One answer is that it isn't really possible to investigate any domain without having some idea of what sorts of things the domain consists of. So attempting to arrive at perspicuous models of what the social world is made up of is a necessary step on the way to more specific forms of empirical and causal research.

A second answer derives from recognition of the harm that has been done to the cause of knowledge by misconceived ontologies in the history of science. This has been especially true in areas of knowledge adjoining human life and activity -- radical behaviorism in psychology, naturalism and positivism in sociology, and what Andrew Abbott calls the "variables paradigm" in quantitative social science. Better science will result from more propititious ontology, because we won't be in the situation of trying to force the social world onto the wrong sorts of boxes.

Third, there are good reasons for thinking that reasoning about social ontology is possible. If ontological thinking were purely apriori, then we might be reasonably skeptical about our capacity to move from philosophy to the world. But we have a form of access to social reality that we lack for the realities of nature and mathematics: we are participants in social reality and our thoughts and actions are constitutive of that reality. So theorizing about social reality of ontology isn't wholly apriori; rather, it is more akin to a form of intelligent observation of real social processes around us. Ontological thinking is really a form of empirically informed theorizing, at a fairly abstract level.

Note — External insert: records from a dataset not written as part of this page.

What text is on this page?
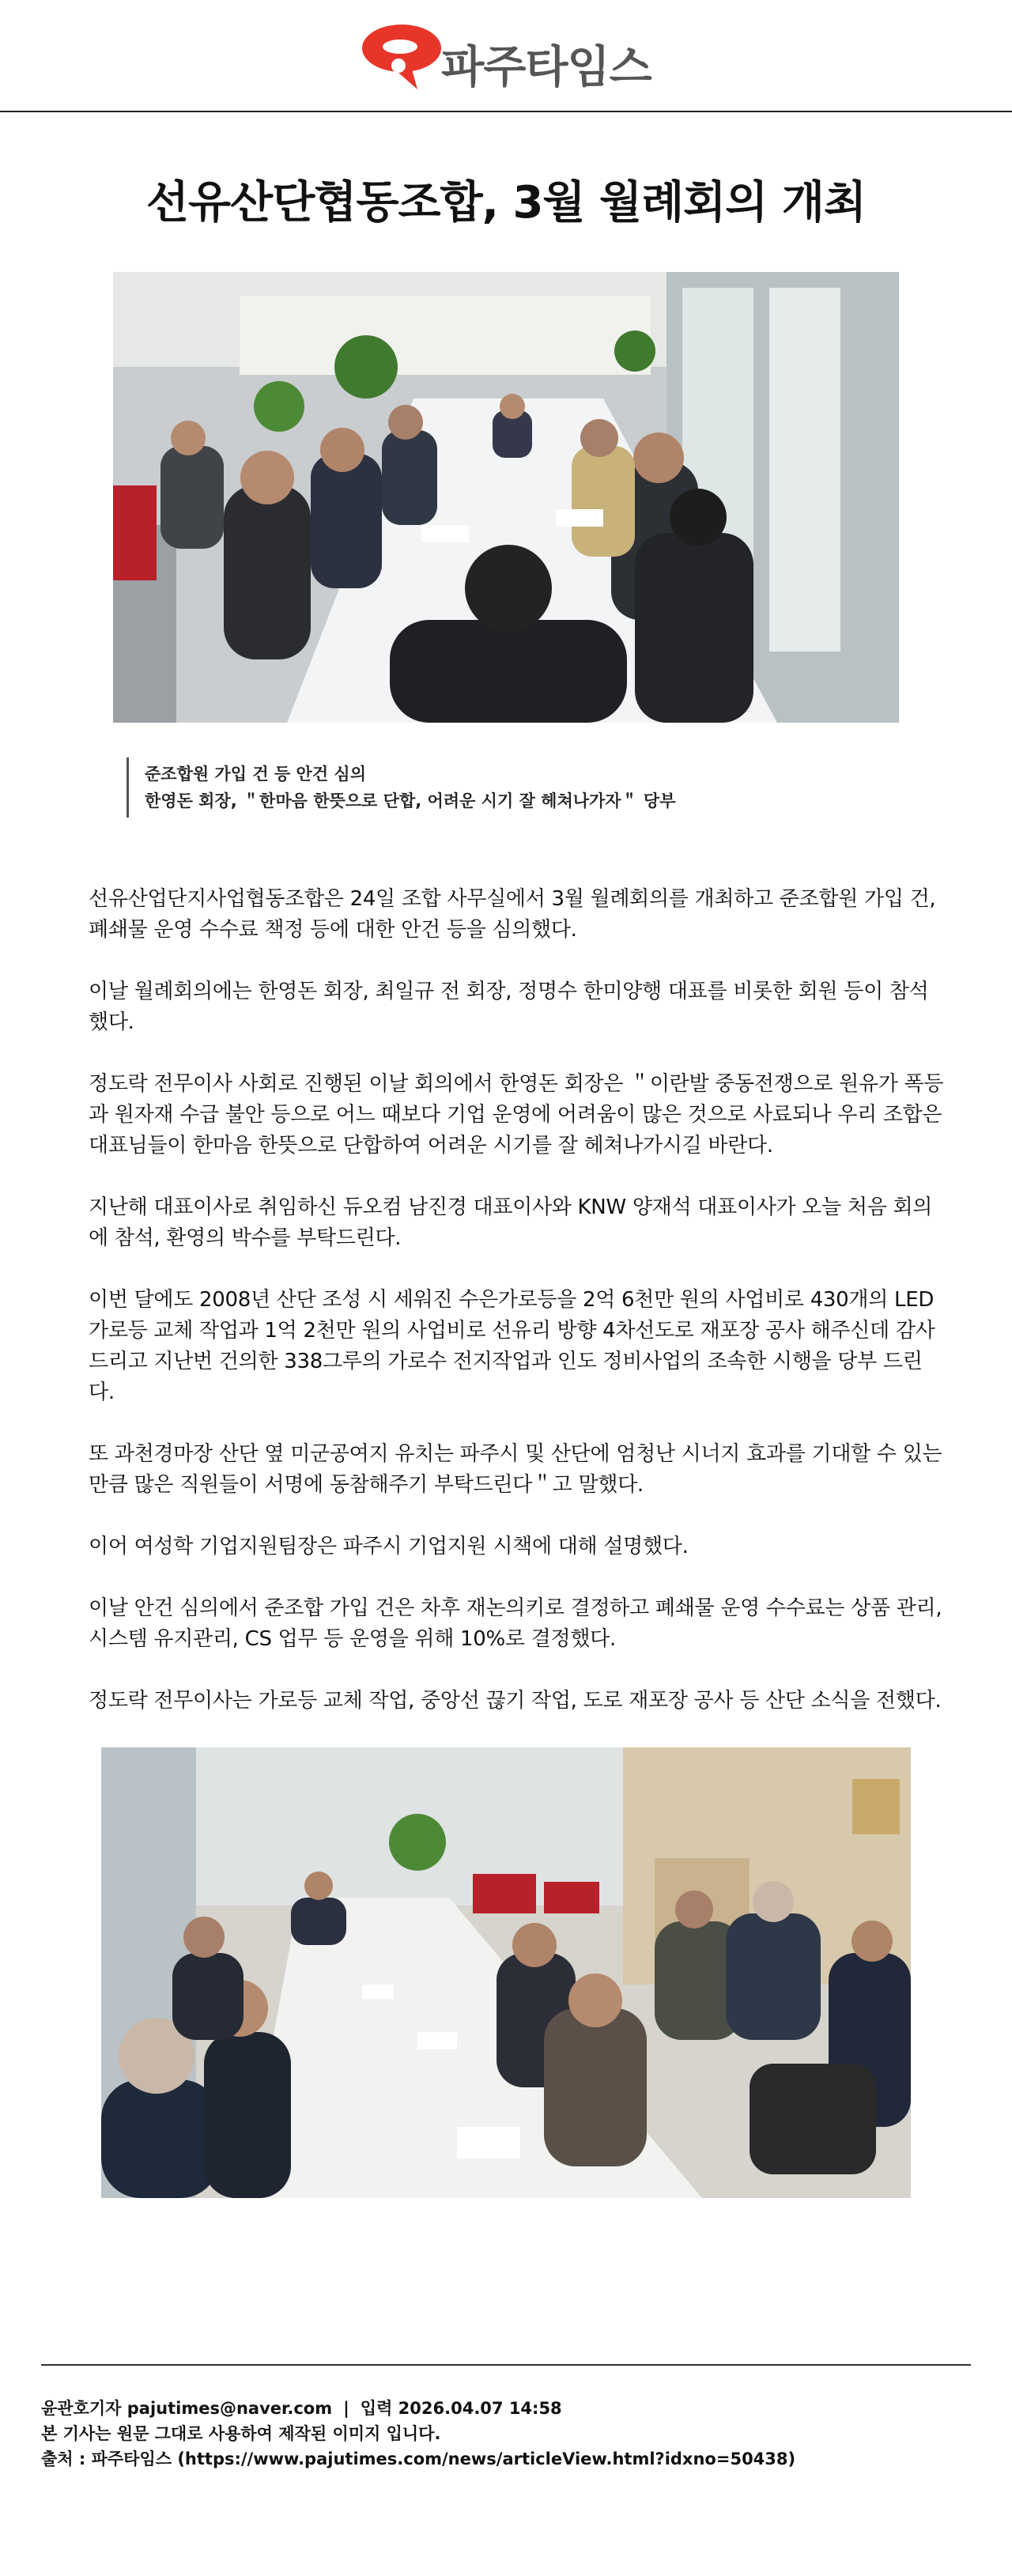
파주타임스
선유산단협동조합, 3월 월례회의 개최
준조합원 가입 건 등 안건 심의
한영돈 회장, ＂한마음 한뜻으로 단합, 어려운 시기 잘 헤쳐나가자＂ 당부

선유산업단지사업협동조합은 24일 조합 사무실에서 3월 월례회의를 개최하고 준조합원 가입 건, 폐쇄물 운영 수수료 책정 등에 대한 안건 등을 심의했다.

이날 월례회의에는 한영돈 회장, 최일규 전 회장, 정명수 한미양행 대표를 비롯한 회원 등이 참석했다.

정도락 전무이사 사회로 진행된 이날 회의에서 한영돈 회장은 ＂이란발 중동전쟁으로 원유가 폭등과 원자재 수급 불안 등으로 어느 때보다 기업 운영에 어려움이 많은 것으로 사료되나 우리 조합은 대표님들이 한마음 한뜻으로 단합하여 어려운 시기를 잘 헤쳐나가시길 바란다.

지난해 대표이사로 취임하신 듀오컴 남진경 대표이사와 KNW 양재석 대표이사가 오늘 처음 회의에 참석, 환영의 박수를 부탁드린다.

이번 달에도 2008년 산단 조성 시 세워진 수은가로등을 2억 6천만 원의 사업비로 430개의 LED 가로등 교체 작업과 1억 2천만 원의 사업비로 선유리 방향 4차선도로 재포장 공사 해주신데 감사드리고 지난번 건의한 338그루의 가로수 전지작업과 인도 정비사업의 조속한 시행을 당부 드린다.

또 과천경마장 산단 옆 미군공여지 유치는 파주시 및 산단에 엄청난 시너지 효과를 기대할 수 있는 만큼 많은 직원들이 서명에 동참해주기 부탁드린다＂고 말했다.

이어 여성학 기업지원팀장은 파주시 기업지원 시책에 대해 설명했다.

이날 안건 심의에서 준조합 가입 건은 차후 재논의키로 결정하고 폐쇄물 운영 수수료는 상품 관리, 시스템 유지관리, CS 업무 등 운영을 위해 10%로 결정했다.

정도락 전무이사는 가로등 교체 작업, 중앙선 끊기 작업, 도로 재포장 공사 등 산단 소식을 전했다.

윤관호기자 pajutimes@naver.com | 입력 2026.04.07 14:58
본 기사는 원문 그대로 사용하여 제작된 이미지 입니다.
출처 : 파주타임스 (https://www.pajutimes.com/news/articleView.html?idxno=50438)
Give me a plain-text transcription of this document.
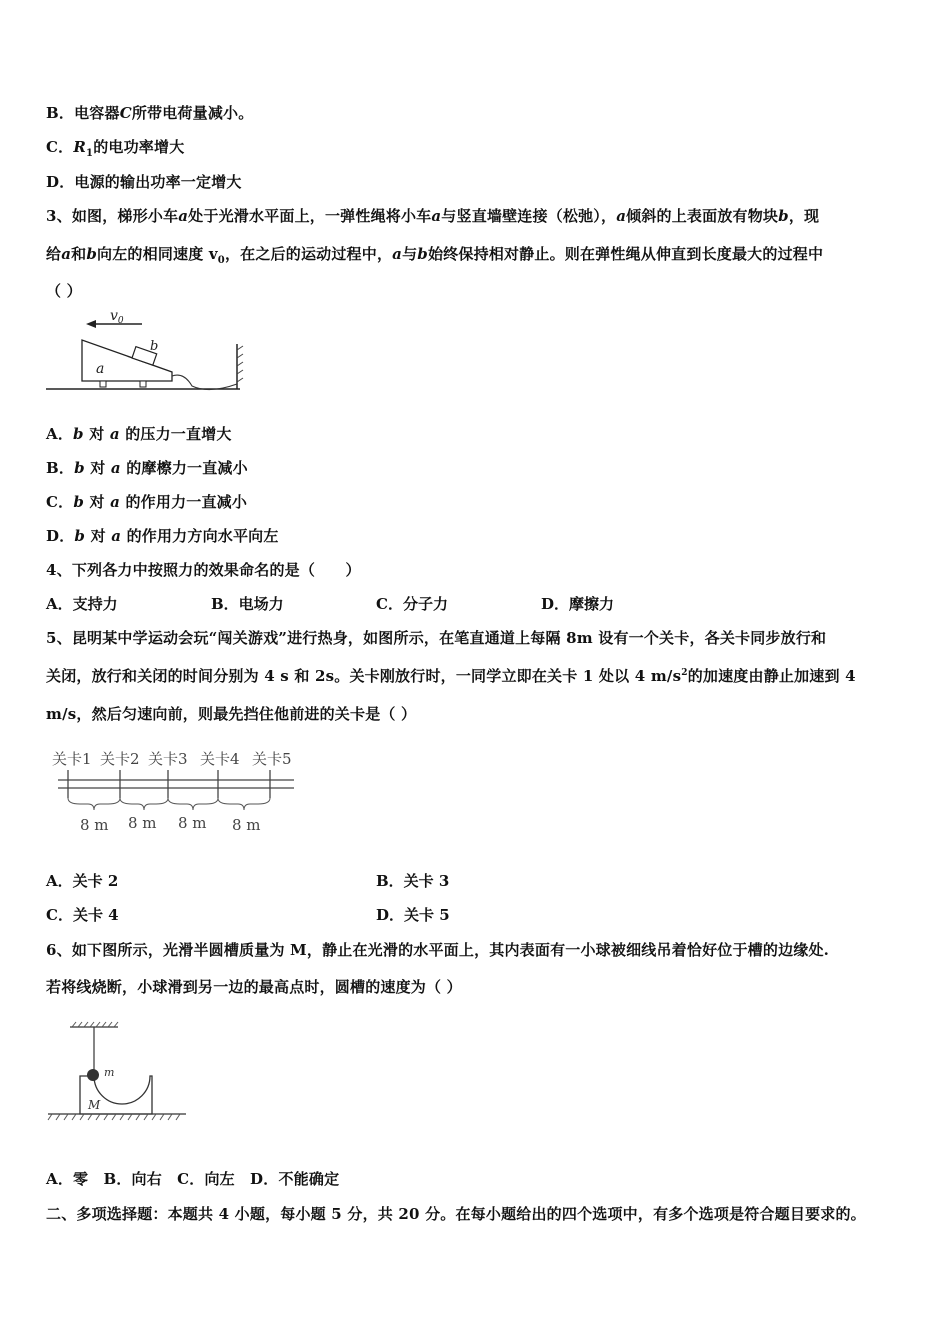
B．电容器C所带电荷量减小。
C．$R_1$的电功率增大
D．电源的输出功率一定增大
3、如图，梯形小车a处于光滑水平面上，一弹性绳将小车a与竖直墙壁连接（松弛），a倾斜的上表面放有物块b，现
给a和b向左的相同速度 $v_0$，在之后的运动过程中，a与b始终保持相对静止。则在弹性绳从伸直到长度最大的过程中
（ ）
$v_0$
a
b
A．b 对 a 的压力一直增大
B．b 对 a 的摩檫力一直减小
C．b 对 a 的作用力一直减小
D．b 对 a 的作用力方向水平向左
4、下列各力中按照力的效果命名的是（　　）
A．支持力	B．电场力	C．分子力	D．摩擦力
5、昆明某中学运动会玩“闯关游戏”进行热身，如图所示，在笔直通道上每隔 8m 设有一个关卡，各关卡同步放行和
关闭，放行和关闭的时间分别为 4 s 和 2s。关卡刚放行时，一同学立即在关卡 1 处以 4 $m/s^2$的加速度由静止加速到 4
m/s，然后匀速向前，则最先挡住他前进的关卡是（ ）
关卡1 关卡2 关卡3 关卡4 关卡5
8 m 8 m 8 m 8 m
A．关卡 2	B．关卡 3
C．关卡 4	D．关卡 5
6、如下图所示，光滑半圆槽质量为 M，静止在光滑的水平面上，其内表面有一小球被细线吊着恰好位于槽的边缘处.
若将线烧断，小球滑到另一边的最高点时，圆槽的速度为（ ）
m
M
A．零　B．向右　C．向左　D．不能确定
二、多项选择题：本题共 4 小题，每小题 5 分，共 20 分。在每小题给出的四个选项中，有多个选项是符合题目要求的。
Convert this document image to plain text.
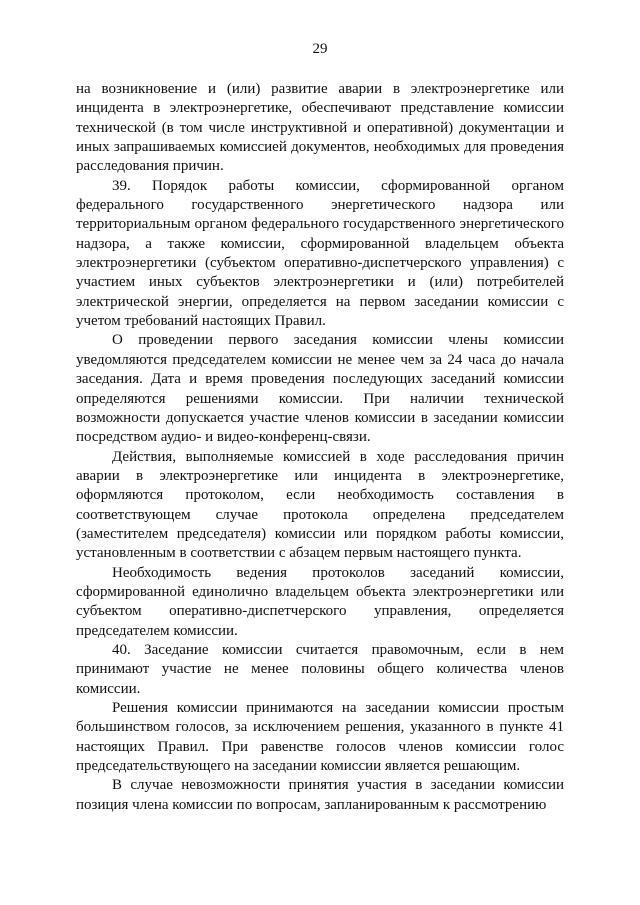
29

на возникновение и (или) развитие аварии в электроэнергетике или инцидента в электроэнергетике, обеспечивают представление комиссии технической (в том числе инструктивной и оперативной) документации и иных запрашиваемых комиссией документов, необходимых для проведения расследования причин.

39. Порядок работы комиссии, сформированной органом федерального государственного энергетического надзора или территориальным органом федерального государственного энергетического надзора, а также комиссии, сформированной владельцем объекта электроэнергетики (субъектом оперативно-диспетчерского управления) с участием иных субъектов электроэнергетики и (или) потребителей электрической энергии, определяется на первом заседании комиссии с учетом требований настоящих Правил.

О проведении первого заседания комиссии члены комиссии уведомляются председателем комиссии не менее чем за 24 часа до начала заседания. Дата и время проведения последующих заседаний комиссии определяются решениями комиссии. При наличии технической возможности допускается участие членов комиссии в заседании комиссии посредством аудио- и видео-конференц-связи.

Действия, выполняемые комиссией в ходе расследования причин аварии в электроэнергетике или инцидента в электроэнергетике, оформляются протоколом, если необходимость составления в соответствующем случае протокола определена председателем (заместителем председателя) комиссии или порядком работы комиссии, установленным в соответствии с абзацем первым настоящего пункта.

Необходимость ведения протоколов заседаний комиссии, сформированной единолично владельцем объекта электроэнергетики или субъектом оперативно-диспетчерского управления, определяется председателем комиссии.

40. Заседание комиссии считается правомочным, если в нем принимают участие не менее половины общего количества членов комиссии.

Решения комиссии принимаются на заседании комиссии простым большинством голосов, за исключением решения, указанного в пункте 41 настоящих Правил. При равенстве голосов членов комиссии голос председательствующего на заседании комиссии является решающим.

В случае невозможности принятия участия в заседании комиссии позиция члена комиссии по вопросам, запланированным к рассмотрению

Let's turn now to the question of how concretely better social ontological thinking can help create better social research.

Researchers will be encouraged to explore multiple methodologies and theories when a more satisfactory social ontology guides them. Pluralism finds strong support in the ontology explored here, given the emphasis offered to social heterogeneity and contingency.

Some specific research strategies and questions are likely to arise as a result of more adequate social ontologies. Questions about causal mechanisms and processes of composition will receive special attention.

Fields of research like comparative historical sociology and case study methods will receive theoretical support and encouragement, since these approaches are particularly well suited to the ontological ideas revolving around heterogeneity, plasticity, and composition.

So, to return to the original question: it is in fact very appropriate and potentially helpful for philosophy of social science to give more attention to social ontology than it has traditionally done. The social world of the twenty-first century is chaotic and rapidly changing, and we need better mental frameworks within which to attempt to make sense of this complexity and change.